LIFE SAFETY CODE STANDARD

Tag No.: K0067

Based on documentation review, the fire/smoke damper system has not been maintained in accordance with the requirements of NFPA 90(99) section 3-4.7. This deficient practice does not ensure the proper operation of the fire/smoke dampers and could allow smoke migration to negatively affect the safety of all patients, staff and visitors in the event of a fire.


Findings include:

On facility tour between 9:00 AM and 3:30 PM on 06/03/2014, it was revealed during the review of the facility's fire and smoke damper test/inspection documentation and was confirmed by interview with the Maintenance Supervisor (TA), that the facility failed to provide documentation that the fire and smoke dampers have been tested/inspected within the last 4 years in accordance with NFPA 90(99) section 3-4.7.

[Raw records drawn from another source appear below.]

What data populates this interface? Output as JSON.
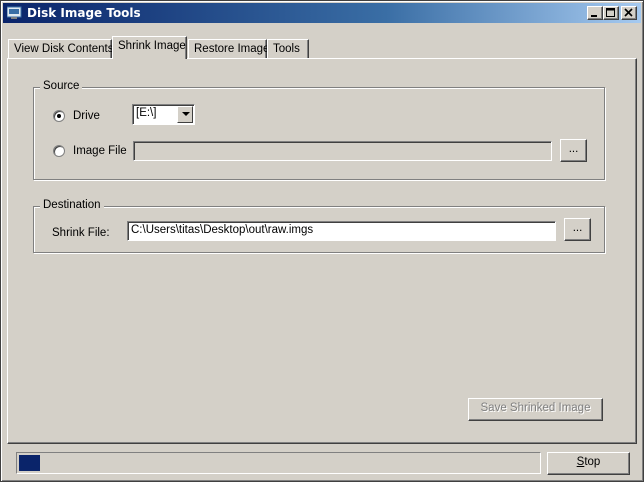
{
  "window": {
    "title": "Disk Image Tools"
  },
  "tabs": [
    {
      "label": "View Disk Contents",
      "active": false
    },
    {
      "label": "Shrink Image",
      "active": true
    },
    {
      "label": "Restore Image",
      "active": false
    },
    {
      "label": "Tools",
      "active": false
    }
  ],
  "source": {
    "legend": "Source",
    "drive_label": "Drive",
    "drive_selected": true,
    "drive_value": "[E:\\]",
    "image_file_label": "Image File",
    "image_file_selected": false,
    "image_file_value": "",
    "browse_label": "..."
  },
  "destination": {
    "legend": "Destination",
    "shrink_file_label": "Shrink File:",
    "shrink_file_value": "C:\\Users\\titas\\Desktop\\out\\raw.imgs",
    "browse_label": "..."
  },
  "actions": {
    "save_label": "Save Shrinked Image",
    "save_enabled": false,
    "stop_label": "Stop",
    "stop_accel": "S",
    "stop_rest": "top"
  },
  "progress": {
    "fraction": 0.04
  },
  "icons": {
    "app": "disk-icon",
    "minimize": "minimize-icon",
    "maximize": "maximize-icon",
    "close": "close-icon",
    "dropdown": "chevron-down-icon"
  },
  "colors": {
    "titlebar_start": "#0a246a",
    "titlebar_end": "#a6caf0",
    "face": "#d4d0c8",
    "progress_fill": "#0a246a"
  }
}
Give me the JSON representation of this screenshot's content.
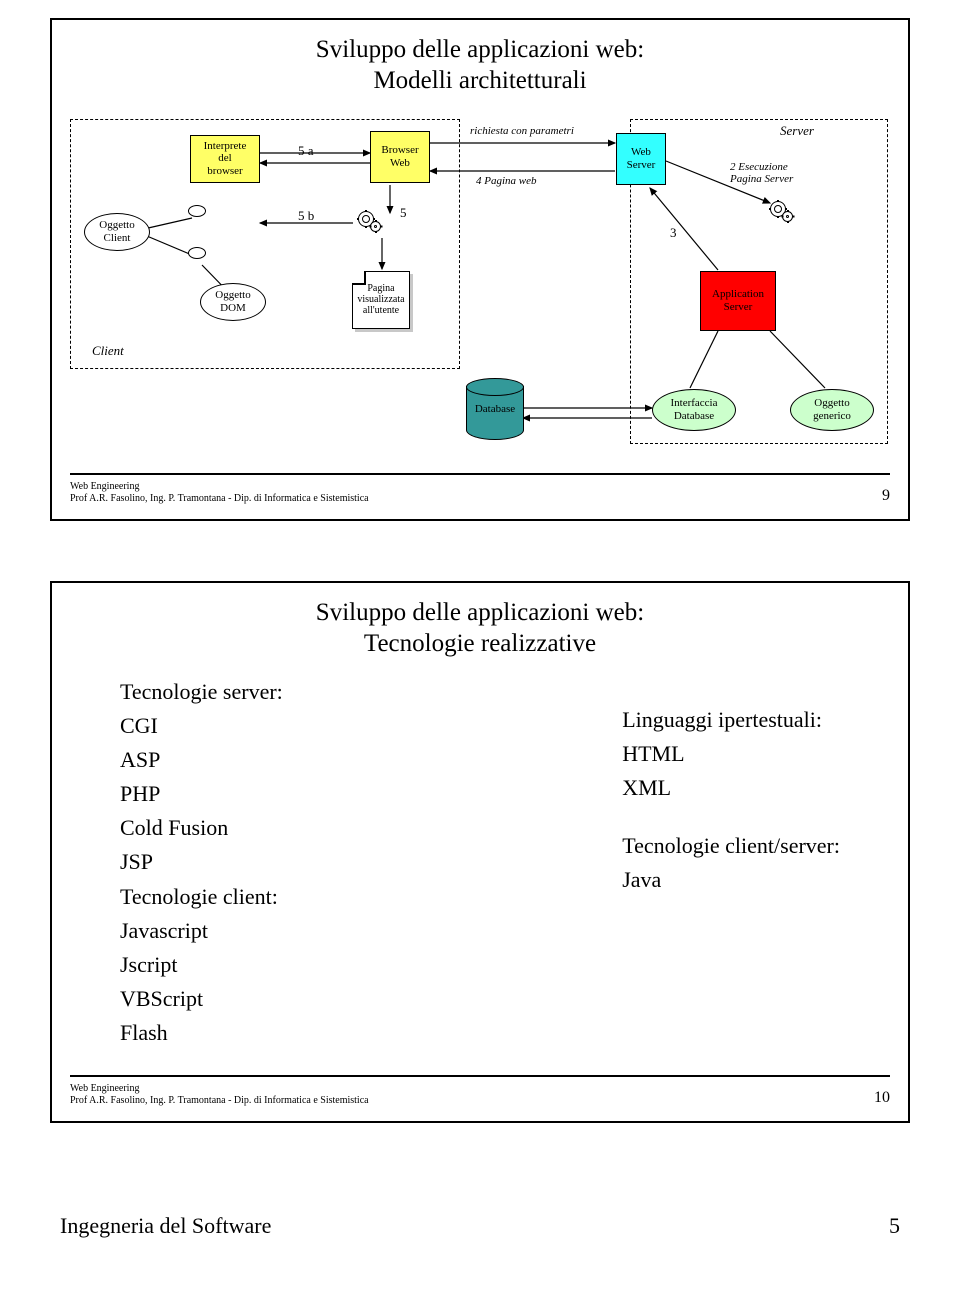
{
  "slide1": {
    "title_line1": "Sviluppo delle applicazioni web:",
    "title_line2": "Modelli architetturali",
    "interprete": "Interprete\ndel\nbrowser",
    "browser_web": "Browser\nWeb",
    "web_server": "Web\nServer",
    "pagina_vis": "Pagina\nvisualizzata\nall'utente",
    "oggetto_client": "Oggetto\nClient",
    "oggetto_dom": "Oggetto\nDOM",
    "app_server": "Application\nServer",
    "client_label": "Client",
    "server_label": "Server",
    "richiesta": "richiesta con parametri",
    "pagina_web": "4 Pagina web",
    "label_5a": "5 a",
    "label_5b": "5 b",
    "label_5": "5",
    "label_3": "3",
    "exec": "2 Esecuzione\nPagina Server",
    "database": "Database",
    "interfaccia": "Interfaccia\nDatabase",
    "og_generico": "Oggetto\ngenerico",
    "footer1": "Web Engineering",
    "footer2": "Prof  A.R. Fasolino, Ing. P. Tramontana - Dip. di Informatica e Sistemistica",
    "page_no": "9"
  },
  "slide2": {
    "title_line1": "Sviluppo delle applicazioni web:",
    "title_line2": "Tecnologie realizzative",
    "server_head": "Tecnologie server:",
    "server_items": [
      "CGI",
      "ASP",
      "PHP",
      "Cold Fusion",
      "JSP"
    ],
    "client_head": "Tecnologie client:",
    "client_items": [
      "Javascript",
      "Jscript",
      "VBScript",
      "Flash"
    ],
    "r1_head": "Linguaggi ipertestuali:",
    "r1_items": [
      "HTML",
      "XML"
    ],
    "r2_head": "Tecnologie client/server:",
    "r2_items": [
      "Java"
    ],
    "footer1": "Web Engineering",
    "footer2": "Prof  A.R. Fasolino, Ing. P. Tramontana - Dip. di Informatica e Sistemistica",
    "page_no": "10"
  },
  "bottom": {
    "left": "Ingegneria del Software",
    "right": "5"
  }
}
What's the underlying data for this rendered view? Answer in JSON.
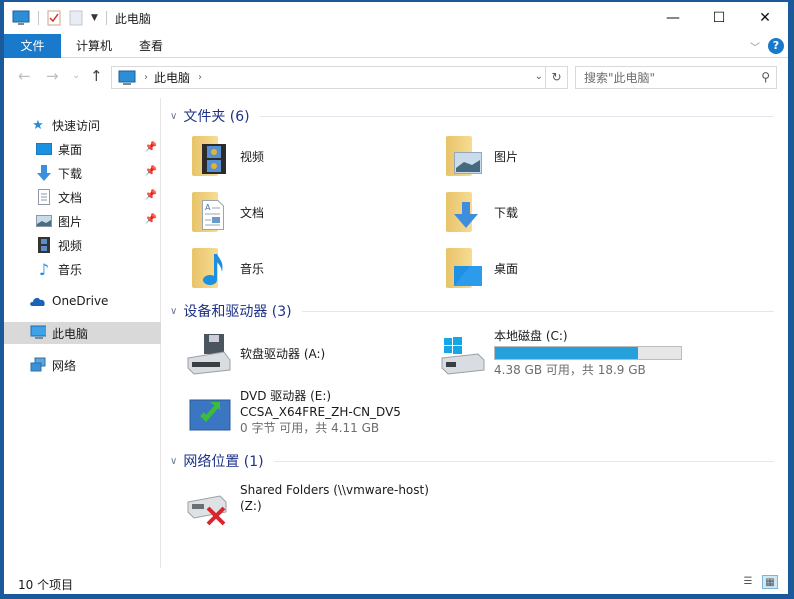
{
  "window": {
    "title": "此电脑",
    "controls": {
      "minimize": "—",
      "maximize": "☐",
      "close": "✕"
    }
  },
  "ribbon": {
    "tabs": [
      {
        "label": "文件",
        "active": true
      },
      {
        "label": "计算机",
        "active": false
      },
      {
        "label": "查看",
        "active": false
      }
    ],
    "help": "?"
  },
  "nav": {
    "back": "←",
    "forward": "→",
    "recent": "⌄",
    "up": "↑",
    "address_crumbs": [
      "此电脑"
    ],
    "refresh": "↻",
    "search_placeholder": "搜索\"此电脑\""
  },
  "sidebar": {
    "quick_access": "快速访问",
    "quick_items": [
      {
        "label": "桌面",
        "icon": "desktop-icon",
        "pinned": true
      },
      {
        "label": "下载",
        "icon": "download-icon",
        "pinned": true
      },
      {
        "label": "文档",
        "icon": "document-icon",
        "pinned": true
      },
      {
        "label": "图片",
        "icon": "pictures-icon",
        "pinned": true
      },
      {
        "label": "视频",
        "icon": "videos-icon",
        "pinned": false
      },
      {
        "label": "音乐",
        "icon": "music-icon",
        "pinned": false
      }
    ],
    "onedrive": "OneDrive",
    "this_pc": "此电脑",
    "network": "网络"
  },
  "main": {
    "folders_group": "文件夹 (6)",
    "folders": [
      {
        "label": "视频",
        "icon": "videos-folder-icon"
      },
      {
        "label": "图片",
        "icon": "pictures-folder-icon"
      },
      {
        "label": "文档",
        "icon": "documents-folder-icon"
      },
      {
        "label": "下载",
        "icon": "downloads-folder-icon"
      },
      {
        "label": "音乐",
        "icon": "music-folder-icon"
      },
      {
        "label": "桌面",
        "icon": "desktop-folder-icon"
      }
    ],
    "devices_group": "设备和驱动器 (3)",
    "floppy": {
      "name": "软盘驱动器 (A:)"
    },
    "local_disk": {
      "name": "本地磁盘 (C:)",
      "used_fraction": 0.768,
      "free_text": "4.38 GB 可用，共 18.9 GB"
    },
    "dvd": {
      "name": "DVD 驱动器 (E:)",
      "volume": "CCSA_X64FRE_ZH-CN_DV5",
      "free_text": "0 字节 可用，共 4.11 GB"
    },
    "network_group": "网络位置 (1)",
    "network_drive": {
      "name": "Shared Folders (\\\\vmware-host)",
      "letter": "(Z:)"
    }
  },
  "status": {
    "item_count": "10 个项目"
  }
}
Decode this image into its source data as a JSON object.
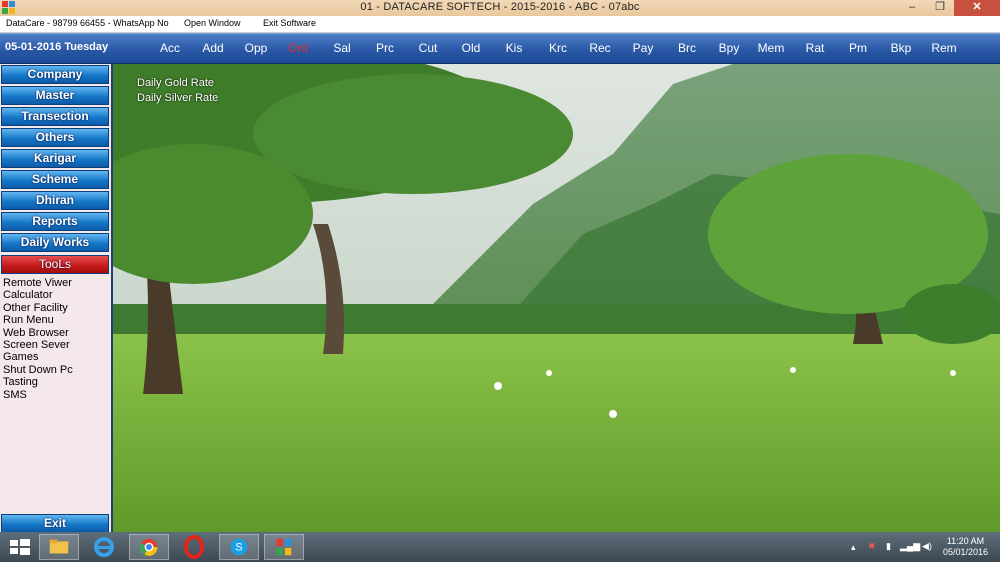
{
  "window": {
    "title": "01  -  DATACARE SOFTECH  -  2015-2016  -  ABC  -  07abc",
    "controls": [
      "–",
      "❐",
      "✕"
    ]
  },
  "menubar": {
    "items": [
      "DataCare - 98799 66455 - WhatsApp No",
      "Open Window",
      "Exit Software"
    ]
  },
  "toolbar": {
    "date": "05-01-2016  Tuesday",
    "items": [
      "Acc",
      "Add",
      "Opp",
      "Ord",
      "Sal",
      "Prc",
      "Cut",
      "Old",
      "Kis",
      "Krc",
      "Rec",
      "Pay",
      "Brc",
      "Bpy",
      "Mem",
      "Rat",
      "Pm",
      "Bkp",
      "Rem"
    ],
    "active": "Ord",
    "active_color": "#e03030"
  },
  "sidebar": {
    "buttons": [
      "Company",
      "Master",
      "Transection",
      "Others",
      "Karigar",
      "Scheme",
      "Dhiran",
      "Reports",
      "Daily Works"
    ],
    "tools_label": "TooLs",
    "tools_items": [
      "Remote Viwer",
      "Calculator",
      "Other Facility",
      "Run Menu",
      "Web Browser",
      "Screen Sever",
      "Games",
      "Shut Down Pc",
      "Tasting",
      "SMS"
    ],
    "exit_label": "Exit"
  },
  "main": {
    "gold_rate_label": "Daily Gold Rate",
    "silver_rate_label": "Daily Silver Rate"
  },
  "taskbar": {
    "apps": [
      "windows-start",
      "file-explorer",
      "internet-explorer",
      "chrome",
      "opera",
      "skype",
      "datacare-app"
    ],
    "time": "11:20 AM",
    "date": "05/01/2016"
  }
}
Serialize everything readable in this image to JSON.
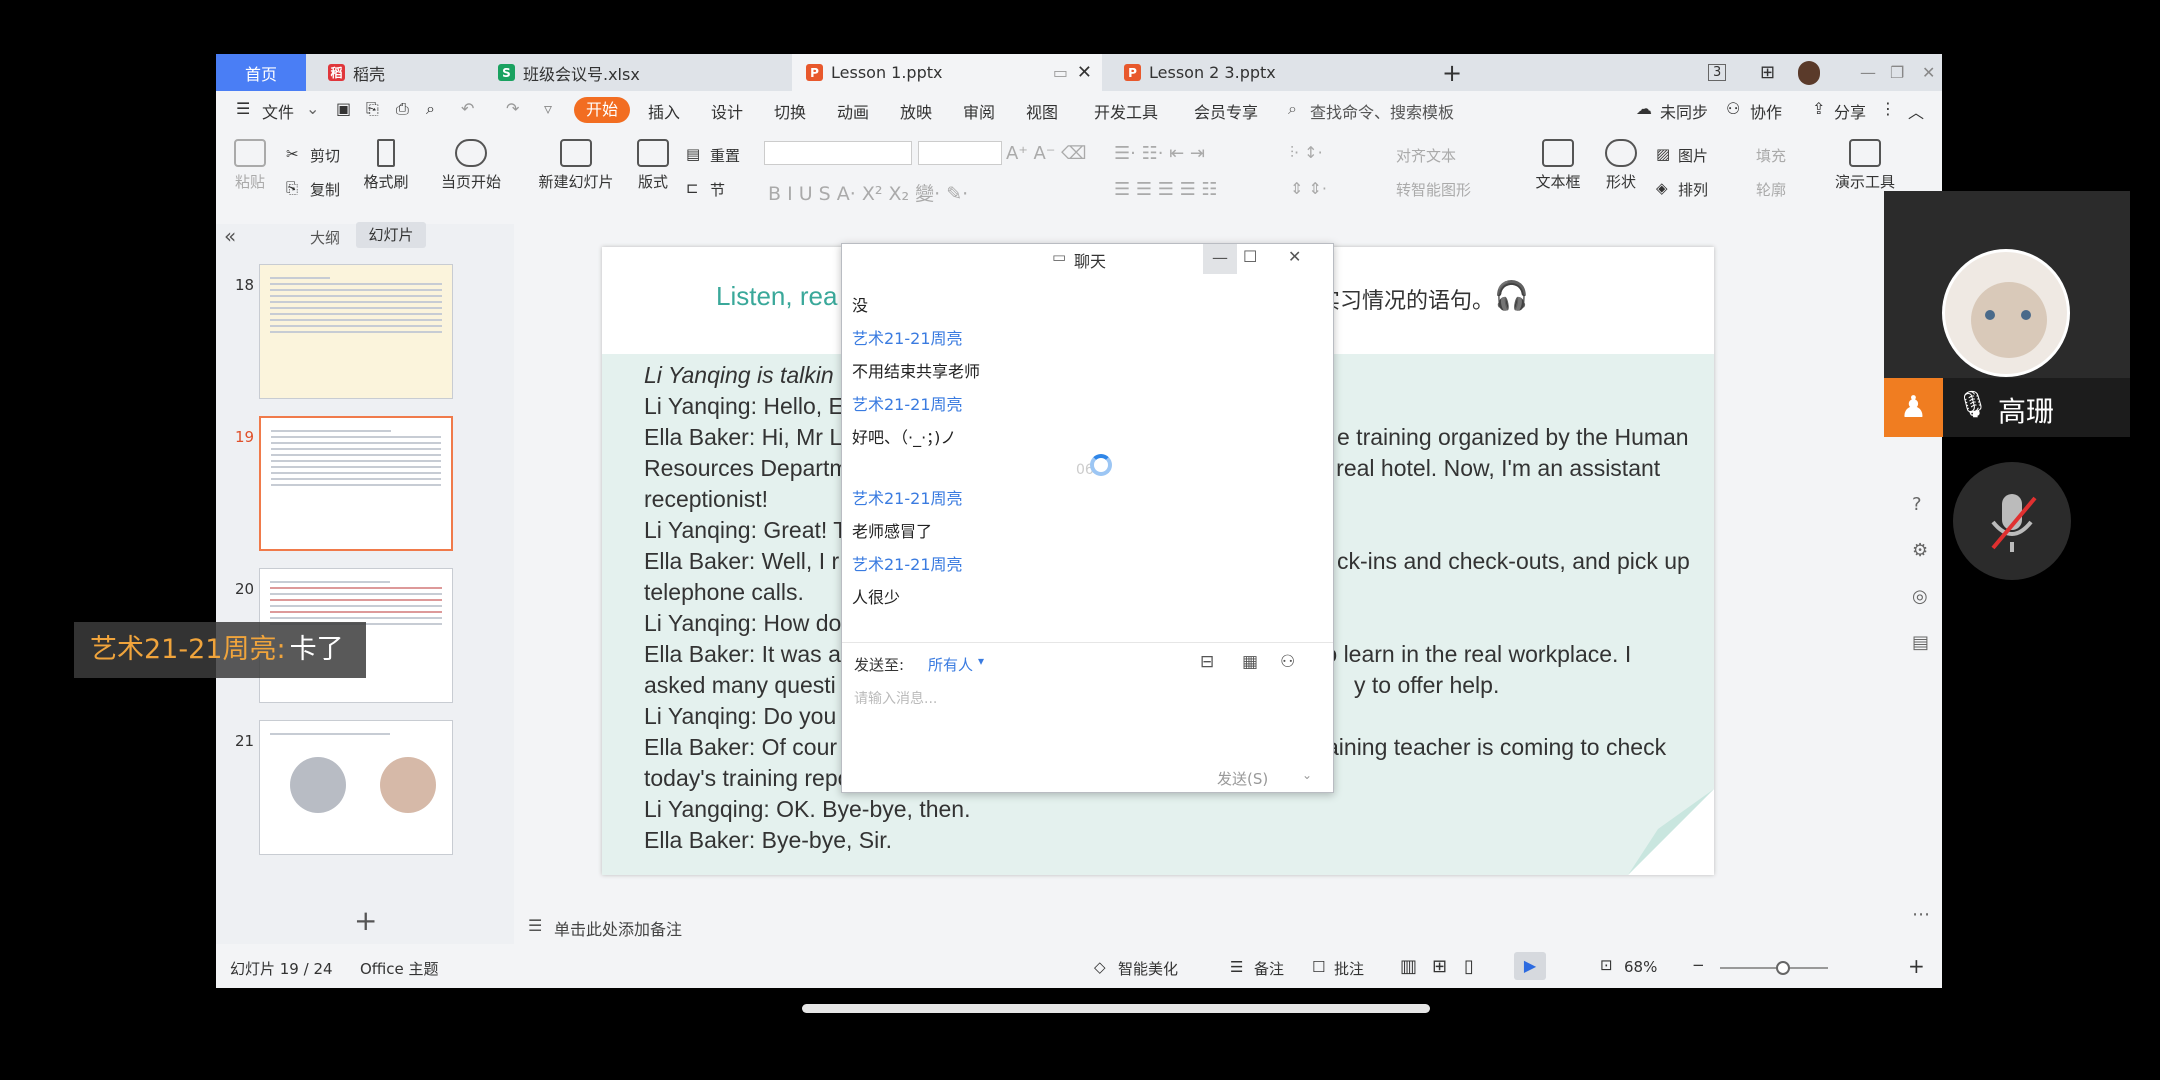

This deficient practices was confirmed by the Maintenance Supervisor (TA).

LIFE SAFETY CODE STANDARD

Tag No.: K0147

Based on observation and interview with the staff the facility was using extension cords in place of permanent wiring that is not in accordance with NFPA 70 (99), National Electrical Code. This deficient practice could negatively affect the safety of 4 of 15 patients, staff and visitors.


Findings include:

On facility tour between 9:00 AM and 3:30 PM on 06/03/2014, observations revealed that the facility failed to limit the use of extension cords within the facility as seen by the the extension cords found at the main nurses desk and in the hospital's central supply storage room.


This deficient practices was confirmed by the Maintenance Supervisor (TA).